The language is not constrained to a particular execution environment, which means it might run in a source, in a producer, or in an intermediary, and it can be implemented using any technology stack.

The CloudEvents Expression Language assumes the input always includes, but is not limited to, a single valid and type-checked CloudEvent instance. An expression MUST NOT mutate the value of the input CloudEvent instance, nor any of the other input values. The evaluation of an expression observes the concept of referential transparency. The output of a CESQL expression evaluation is always a boolean, an integer or a string, and it might include an error.

The CloudEvents Expression Language doesn't support the handling of the data field of the CloudEvent instances, due to its polymorphic nature and complexity. Users that need this functionality ought to use other more appropriate tools.

1.1. Conformance

The key words "MUST", "MUST NOT", "REQUIRED", "SHALL", "SHALL NOT", "SHOULD", "SHOULD NOT", "RECOMMENDED", "MAY", and "OPTIONAL" in this document are to be interpreted as described in RFC2119.

1.2. Relation to the Subscriptions API

The CESQL can be used as a filter dialect to filter on the input values.

When used as a filter predicate, the expression output value is always cast to a boolean value.

2. Language syntax

The grammar of the language is defined using the EBNF Notation from W3C XML specification.

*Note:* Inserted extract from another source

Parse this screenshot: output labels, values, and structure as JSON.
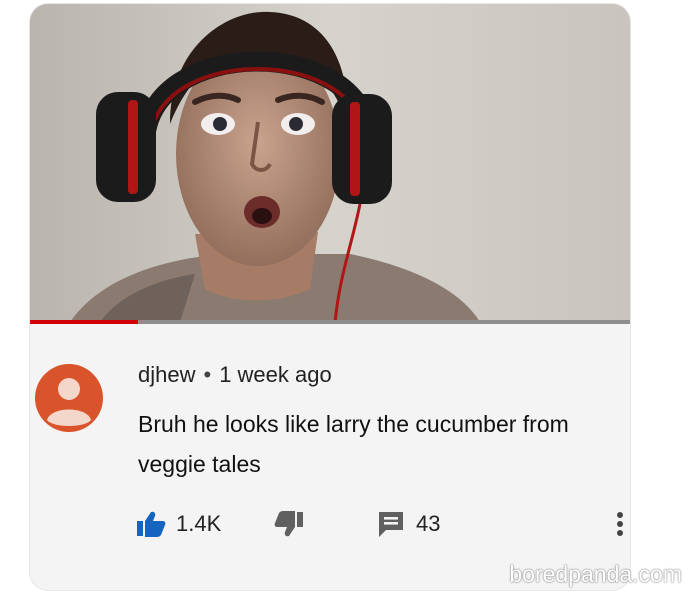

Although in the EBNF keywords are defined using uppercase characters, they are case-insensitive. For example:

int(hop) < int(ttl) and int(hop) < 1000

Has the same syntactical meaning of:

INT(hop) < INT(ttl) AND INT(hop) < 1000

2.1 Expression

The root of the expression is the expression rule:

expression ::= value-identifier | boolean-literal | unary-operation | binary-operation | function-invocation | like-operation | exists-operation | in-operation | ( "(" expression ")" )

Nested expressions MUST be correctly parenthesized.

2.2. Value identifiers and literals

Value identifiers in CESQL MUST follow the same restrictions of the Attribute Naming Convention from the CloudEvents spec. A value identifier MUST NOT be greater than 20 characters in length.

lowercase-char ::= [a-z]
value-identifier ::= ( lowercase-char | digit ) ( lowercase-char | digit )*

CESQL defines 3 different literal kinds: integer numbers, true or false booleans, and '' or "" delimited strings.

digit ::= [0-9]
number-literal ::= digit+

boolean-literal ::= "true" | "false"

string-literal ::= ( "'" ( [^'] | "\'" )* "'" ) | ( '"' ( [^"] | '\"' )* '"')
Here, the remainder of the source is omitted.